Strathclyde Pension Fund has approved £50m to be invested in the Pensions Infrastructure Platform and revealed the initiative is considering investments in solar energy.
Renewable energy investments have become popular with schemes looking for government-guaranteed income but recent political changes to subsidies have created uncertainty for institutional investors.
Renewable energy can be a compelling investment
In October the National Association of Pension Funds and the Pension Protection Fund, which launched the platform, they were in the midst of a manager search and were targeting ‘money in the ground’ by the end of 2013.
Details released by Strathclyde, one of the founding members of Pip, show the platform's equity fund will be managed by Dalmore Capital and will invest primarily in the secondary public-private partnerships in areas such as health, education and transport.
The fund might also invest in ‘Private Finance 2’ structures at the construction phase of healthcare, education or transport projects.
“Dalmore believes a number of interesting opportunities may emerge over the next couple of years to partner with high quality contractors and operators,” said a report to the committee by its executive director of financial services.
There is also an option to invest a small proportion in ungeared PPP or solar projects which can offer inflation linkage.
The NAPF has confirmed it is in final discussions with Dalmore Capital to act as the manager for the equity mandate of Pip.
“Pip is working towards a first close with its founding investors. Discussions are ongoing with regard to an investment management role for Dalmore Capital,” said chief executive Joanne Segars.
Strathclyde has agreed to invest £50m after an investment of £100,000 was made in June 2012 to fund the start up costs of the platform.
The fund has a target return of RPI plus 4-5 per cent and "was projected to generate an acceptable level of return with high correlation with inflation over a 25-year period", according to a report from the fund approving the mandate.
Strathclyde and the NAPF declined to comment further on the structure of the investment.

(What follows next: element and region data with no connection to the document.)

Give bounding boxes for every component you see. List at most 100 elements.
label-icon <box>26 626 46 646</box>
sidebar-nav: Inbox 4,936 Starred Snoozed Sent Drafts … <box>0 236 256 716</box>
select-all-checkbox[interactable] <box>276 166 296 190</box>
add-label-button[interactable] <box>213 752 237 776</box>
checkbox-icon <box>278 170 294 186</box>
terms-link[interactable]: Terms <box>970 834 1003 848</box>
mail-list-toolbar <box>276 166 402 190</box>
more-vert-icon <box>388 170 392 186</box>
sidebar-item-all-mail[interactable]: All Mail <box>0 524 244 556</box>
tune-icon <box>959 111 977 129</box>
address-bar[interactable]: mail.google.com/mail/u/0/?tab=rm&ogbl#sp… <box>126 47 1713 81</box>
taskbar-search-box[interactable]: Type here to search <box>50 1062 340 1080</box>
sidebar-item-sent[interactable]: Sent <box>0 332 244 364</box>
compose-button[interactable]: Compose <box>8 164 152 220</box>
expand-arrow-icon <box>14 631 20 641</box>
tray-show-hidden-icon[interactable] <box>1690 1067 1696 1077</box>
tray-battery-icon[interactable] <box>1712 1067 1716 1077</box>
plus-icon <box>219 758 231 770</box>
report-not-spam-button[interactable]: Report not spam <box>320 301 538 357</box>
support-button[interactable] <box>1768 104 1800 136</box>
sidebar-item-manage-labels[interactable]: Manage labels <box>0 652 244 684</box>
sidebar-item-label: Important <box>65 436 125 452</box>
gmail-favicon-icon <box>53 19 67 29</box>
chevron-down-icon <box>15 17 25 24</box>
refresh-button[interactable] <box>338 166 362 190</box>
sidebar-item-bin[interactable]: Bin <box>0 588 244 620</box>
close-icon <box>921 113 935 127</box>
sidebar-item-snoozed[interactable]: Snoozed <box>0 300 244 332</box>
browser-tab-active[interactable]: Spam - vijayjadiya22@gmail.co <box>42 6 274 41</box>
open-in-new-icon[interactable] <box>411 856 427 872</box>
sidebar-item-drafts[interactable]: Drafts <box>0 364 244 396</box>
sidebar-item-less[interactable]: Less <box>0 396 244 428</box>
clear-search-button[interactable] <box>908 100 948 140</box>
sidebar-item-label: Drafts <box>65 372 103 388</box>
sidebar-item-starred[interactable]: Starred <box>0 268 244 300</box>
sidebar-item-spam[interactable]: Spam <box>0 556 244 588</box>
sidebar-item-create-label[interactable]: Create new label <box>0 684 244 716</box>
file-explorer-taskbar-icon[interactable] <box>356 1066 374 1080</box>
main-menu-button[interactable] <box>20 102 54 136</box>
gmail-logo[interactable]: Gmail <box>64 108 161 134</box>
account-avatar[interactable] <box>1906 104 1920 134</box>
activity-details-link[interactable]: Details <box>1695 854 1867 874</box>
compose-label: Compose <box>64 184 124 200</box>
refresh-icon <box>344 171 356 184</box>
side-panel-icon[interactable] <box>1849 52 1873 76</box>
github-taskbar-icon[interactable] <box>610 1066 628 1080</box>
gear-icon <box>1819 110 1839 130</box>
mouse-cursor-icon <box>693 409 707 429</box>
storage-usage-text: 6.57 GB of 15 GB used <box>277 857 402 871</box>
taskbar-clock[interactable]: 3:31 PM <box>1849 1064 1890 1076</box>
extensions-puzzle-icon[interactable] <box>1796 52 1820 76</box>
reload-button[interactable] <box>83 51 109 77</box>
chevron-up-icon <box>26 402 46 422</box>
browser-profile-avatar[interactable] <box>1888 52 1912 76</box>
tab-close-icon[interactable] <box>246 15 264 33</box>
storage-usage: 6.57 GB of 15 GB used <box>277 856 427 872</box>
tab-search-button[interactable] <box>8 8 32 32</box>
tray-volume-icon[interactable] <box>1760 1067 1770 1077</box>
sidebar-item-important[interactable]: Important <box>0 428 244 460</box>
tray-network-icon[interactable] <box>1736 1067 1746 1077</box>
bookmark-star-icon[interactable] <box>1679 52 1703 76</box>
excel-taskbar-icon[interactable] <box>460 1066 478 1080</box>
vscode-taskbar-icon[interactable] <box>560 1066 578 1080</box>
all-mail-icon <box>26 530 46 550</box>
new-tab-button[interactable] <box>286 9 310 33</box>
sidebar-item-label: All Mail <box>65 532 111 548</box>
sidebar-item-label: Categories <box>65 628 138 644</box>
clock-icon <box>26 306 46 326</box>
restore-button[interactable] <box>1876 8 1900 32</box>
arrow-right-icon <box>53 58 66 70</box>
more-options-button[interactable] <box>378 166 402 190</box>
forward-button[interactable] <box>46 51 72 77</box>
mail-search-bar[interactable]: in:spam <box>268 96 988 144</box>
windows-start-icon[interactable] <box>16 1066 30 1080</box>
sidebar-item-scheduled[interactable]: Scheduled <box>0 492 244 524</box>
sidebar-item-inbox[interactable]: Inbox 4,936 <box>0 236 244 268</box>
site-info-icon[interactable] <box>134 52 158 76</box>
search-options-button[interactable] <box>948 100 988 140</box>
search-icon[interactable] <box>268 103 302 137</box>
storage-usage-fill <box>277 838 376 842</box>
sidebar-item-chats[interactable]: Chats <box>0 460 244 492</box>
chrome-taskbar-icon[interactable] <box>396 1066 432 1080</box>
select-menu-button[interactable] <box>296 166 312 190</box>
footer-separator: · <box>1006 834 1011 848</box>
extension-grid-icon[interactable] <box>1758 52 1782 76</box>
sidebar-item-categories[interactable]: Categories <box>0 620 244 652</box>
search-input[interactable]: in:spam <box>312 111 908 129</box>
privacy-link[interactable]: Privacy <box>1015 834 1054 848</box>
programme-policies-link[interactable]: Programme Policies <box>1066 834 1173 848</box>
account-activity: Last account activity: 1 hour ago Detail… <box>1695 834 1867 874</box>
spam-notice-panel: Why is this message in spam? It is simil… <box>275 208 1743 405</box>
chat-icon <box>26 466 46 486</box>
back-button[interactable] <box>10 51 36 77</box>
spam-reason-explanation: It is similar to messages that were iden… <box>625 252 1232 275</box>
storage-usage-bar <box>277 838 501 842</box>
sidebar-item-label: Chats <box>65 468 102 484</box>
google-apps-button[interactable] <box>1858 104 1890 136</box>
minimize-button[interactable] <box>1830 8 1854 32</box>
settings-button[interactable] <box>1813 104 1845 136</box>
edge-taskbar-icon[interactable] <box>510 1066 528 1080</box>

Hans Holmen, senior consultant at Aon Hewitt said the appeal of infrastructure investments is that they are long-term assets which provide essential services to the community. "They are often in monopolistic positions and have the ability to generate stable cash flows," he said, adding this income is often linked to inflation.
There is continued support around Europe for renewable energy, he said. "Renewable energy can be a compelling investment but it all depends on the country, the technology and the nature of the support packages the government puts in place for these technologies," Holmen said.
Schemes are most interested in on-shore wind and solar as they become more cost competitive with fossil fuel technology. Whereas offshore wind is "quite an expensive technology, you have to spend a lot of money to build" them, he added.
Dalmore Capital could not be contacted for further comment.